Dans le Nord, Corinne a connu une situation semblable alors qu’elle travaillait pour une association locale. «La dame dont je m’occupais s’entendait très mal avec sa fille. Celle-ci m’a dit : “Si elle ne se laisse pas faire, tu la pousses ou tu la frappes.”» Choquée par de tels propos, elle prévient sa direction qui refuse d’intervenir mais la convoque. «Elle m’a signifié que si je continuais, j’allais perdre des bénéficiaires et donc de l’argent. Pour elle, la personne ne représentait rien. J’en ai fait une dépression», se remémore-t-elle difficilement. Aujourd’hui, elle envisage de démissionner.

Face à cette pression, les aides à domicile pourraient être tentées de ne pas dénoncer les situations de maltraitances, alors qu’elles sont en première ligne pour les détecter. «Il faut former les professionnelsà repérer la maltraitance dès le début, et leur donner le temps d’en discuter, d’analyser et de trouver des solutions», insiste Pierre Czernichow, de la Fédération 3977. Dans cette lignée, le ministère de la Santé a commandé, en janvier 2021, une enquête nationale sur les maltraitances à domicile envers les personnes âgées et les adultes en situation de handicap.
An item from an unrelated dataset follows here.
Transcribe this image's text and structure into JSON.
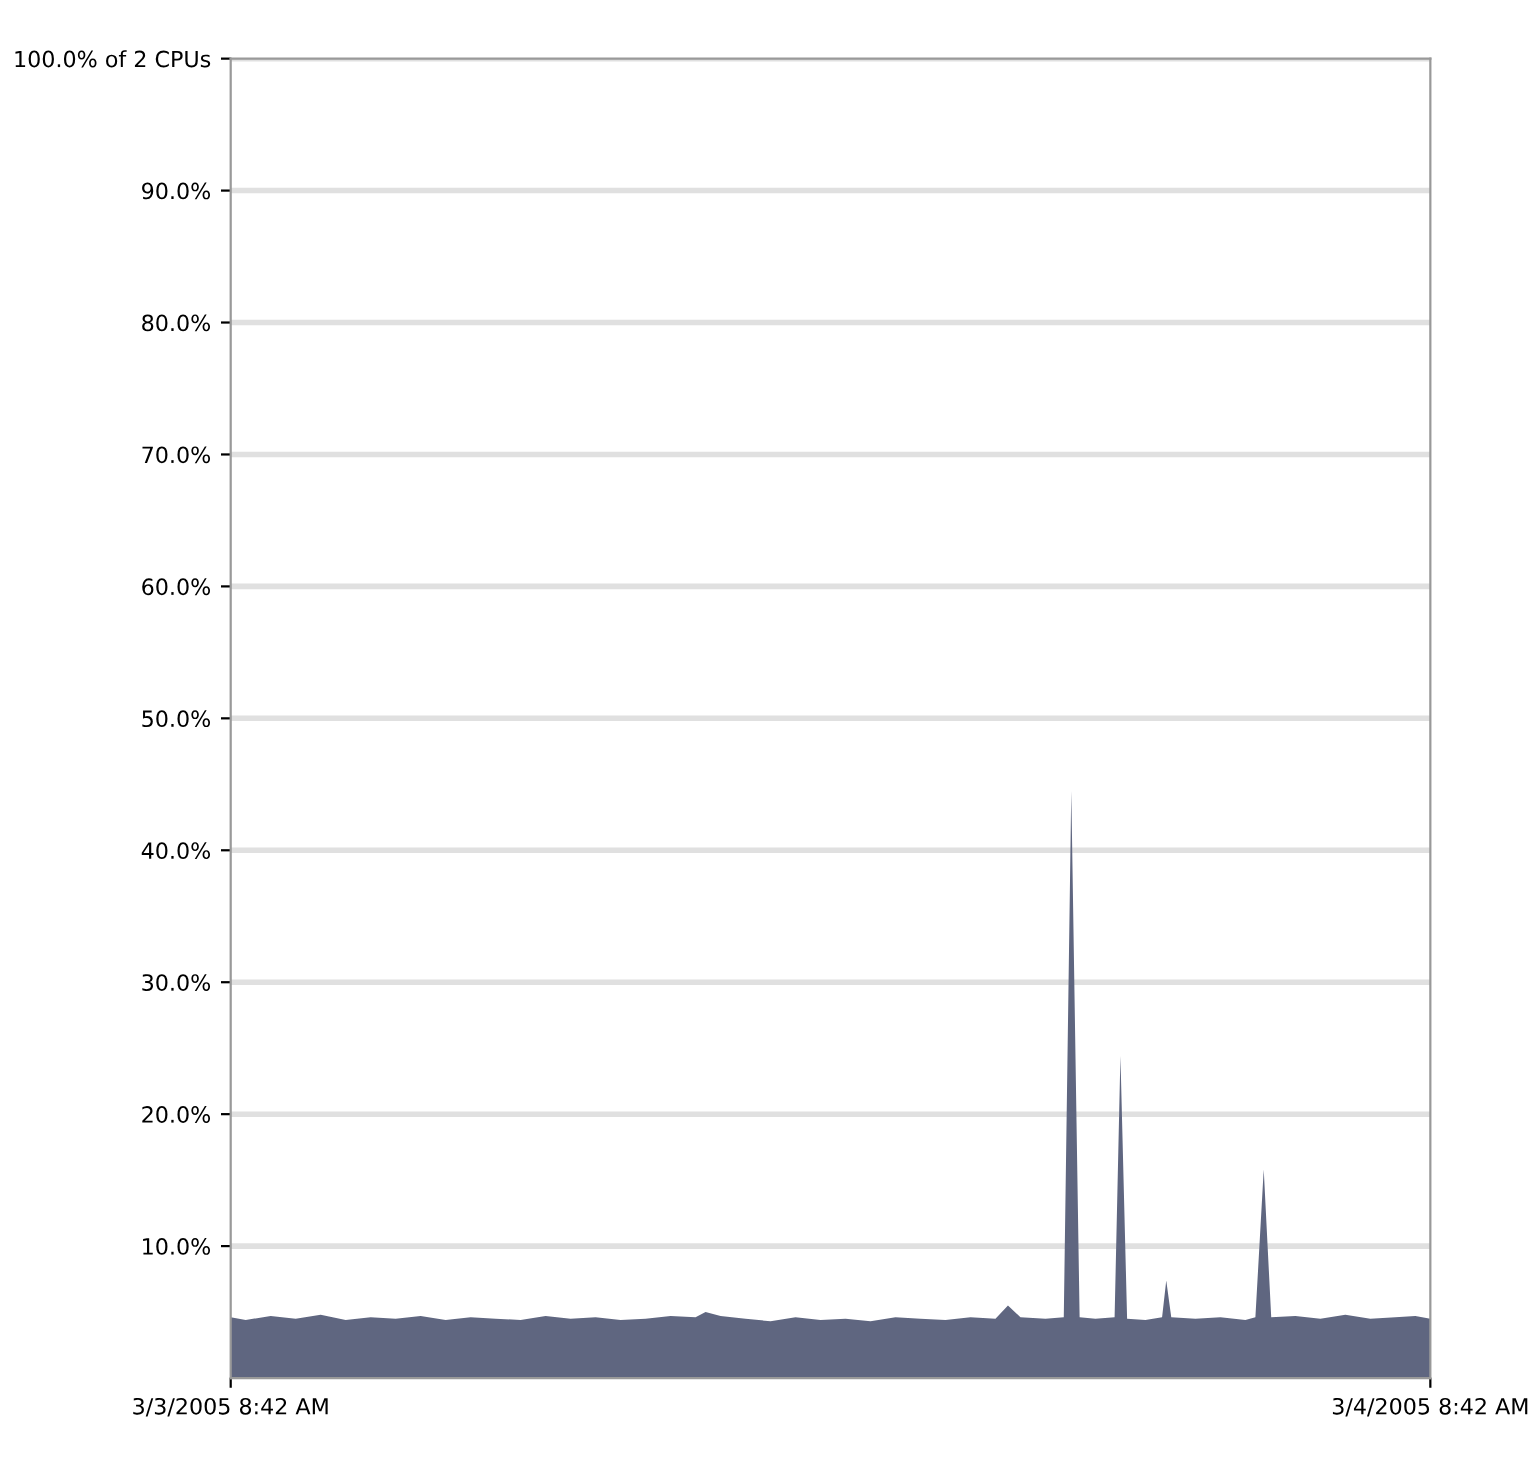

La synthèse, pas encore rendue publique mais que Libération a pu consulter, révèle que tous les professionnels consultés ont été confrontés à au moins une situation de maltraitance. Dans la majorité des cas, ces violences sont commises par des proches aidants, dépassés par leur mission. Cependant, «ce sont les aides à domicile et les auxiliaires de vie qui ont le plus de mal à qualifier ces situations», estime l’étude. Les conditions de travail dégradées de ces professions ne seraient pas propices au repérage et au signalement : personnel peu qualifié, peu formé, et isolé. Et l’enquête de juger «primordiale» la revalorisation de ces métiers et le droit à la formation.
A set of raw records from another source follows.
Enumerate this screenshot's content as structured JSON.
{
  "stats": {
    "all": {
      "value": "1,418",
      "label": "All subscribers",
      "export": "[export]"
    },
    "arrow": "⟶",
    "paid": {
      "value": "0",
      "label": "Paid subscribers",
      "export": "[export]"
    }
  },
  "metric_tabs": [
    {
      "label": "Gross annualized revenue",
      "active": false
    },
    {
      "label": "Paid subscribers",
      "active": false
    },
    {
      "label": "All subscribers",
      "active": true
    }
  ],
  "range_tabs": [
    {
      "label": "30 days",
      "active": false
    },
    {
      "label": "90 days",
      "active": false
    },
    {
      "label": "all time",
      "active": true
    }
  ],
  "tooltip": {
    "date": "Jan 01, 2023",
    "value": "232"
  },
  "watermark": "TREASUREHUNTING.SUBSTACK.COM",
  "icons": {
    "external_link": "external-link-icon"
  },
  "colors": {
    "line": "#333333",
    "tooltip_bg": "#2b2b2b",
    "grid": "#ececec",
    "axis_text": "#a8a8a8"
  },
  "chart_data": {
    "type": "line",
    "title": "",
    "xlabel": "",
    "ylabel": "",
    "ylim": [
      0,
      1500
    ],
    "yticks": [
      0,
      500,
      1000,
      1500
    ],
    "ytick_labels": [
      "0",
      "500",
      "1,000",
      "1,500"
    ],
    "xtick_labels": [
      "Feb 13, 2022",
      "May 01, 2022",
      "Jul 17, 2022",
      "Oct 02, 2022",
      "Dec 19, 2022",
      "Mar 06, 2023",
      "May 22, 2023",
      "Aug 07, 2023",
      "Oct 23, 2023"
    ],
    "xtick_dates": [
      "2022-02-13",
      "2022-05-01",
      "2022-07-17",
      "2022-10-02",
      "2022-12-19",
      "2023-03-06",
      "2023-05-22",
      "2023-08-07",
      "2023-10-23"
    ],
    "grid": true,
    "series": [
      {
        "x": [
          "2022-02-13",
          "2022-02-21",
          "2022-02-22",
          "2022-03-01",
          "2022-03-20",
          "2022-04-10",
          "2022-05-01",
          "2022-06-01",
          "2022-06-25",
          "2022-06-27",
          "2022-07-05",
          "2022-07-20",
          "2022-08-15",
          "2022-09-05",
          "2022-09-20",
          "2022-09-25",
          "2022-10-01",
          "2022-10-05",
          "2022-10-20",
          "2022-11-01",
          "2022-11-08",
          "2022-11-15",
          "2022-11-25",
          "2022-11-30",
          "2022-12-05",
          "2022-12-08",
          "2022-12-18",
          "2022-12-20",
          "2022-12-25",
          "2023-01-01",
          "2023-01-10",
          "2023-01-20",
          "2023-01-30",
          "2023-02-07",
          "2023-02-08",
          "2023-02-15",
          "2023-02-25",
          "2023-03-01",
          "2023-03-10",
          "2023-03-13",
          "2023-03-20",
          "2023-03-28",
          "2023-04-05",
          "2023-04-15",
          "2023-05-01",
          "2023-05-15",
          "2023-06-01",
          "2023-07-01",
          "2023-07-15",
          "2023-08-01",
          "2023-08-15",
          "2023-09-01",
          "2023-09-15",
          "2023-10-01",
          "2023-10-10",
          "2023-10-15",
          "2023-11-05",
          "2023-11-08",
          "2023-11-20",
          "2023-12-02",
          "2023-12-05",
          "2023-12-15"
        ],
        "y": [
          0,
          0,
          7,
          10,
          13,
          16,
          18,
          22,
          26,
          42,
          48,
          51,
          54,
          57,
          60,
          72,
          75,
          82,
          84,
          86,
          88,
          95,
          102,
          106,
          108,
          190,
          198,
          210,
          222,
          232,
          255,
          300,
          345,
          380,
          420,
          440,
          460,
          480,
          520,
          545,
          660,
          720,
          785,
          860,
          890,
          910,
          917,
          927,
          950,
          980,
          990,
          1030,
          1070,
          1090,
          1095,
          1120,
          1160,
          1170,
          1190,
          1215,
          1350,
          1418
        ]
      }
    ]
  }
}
Des recommandations que soutient Véronique Godet, référente bientraitance à l’Adar 44, à Nantes. Elle rappelle d’ailleurs qu’une journée de sensibilisation au repérage de la maltraitance est obligatoire dans les six mois qui suivent l’embauche pour chaque aide à domicile, «même si tout le monde ne le fait pas». Pour renforcer cette formation plutôt légère, sa structure en propose une plus poussée de trois jours, mais seules trente aides à domicile y ont participé en 2021, regrette-t-elle. Véronique Godet appuie : «Il faut faire davantage pour lutter contre la maltraitance et imposer un référent bientraitance dans toutes les structures serait un bon commencement.» Des efforts qui resteront vains si elle ne parvient pas à dénicher les 250 aides qui lui manquent pour prendre soin de ses 14 000 bénéficiaires. Elle résume ainsi l’équation : «On doit recruter. Sans personnel, impossible d’assurer convenablement les plans d’aides et prendre soin de nos personnes âgées.»

(1) Tous les prénoms ont été modifiés pour préserver l’anonymat.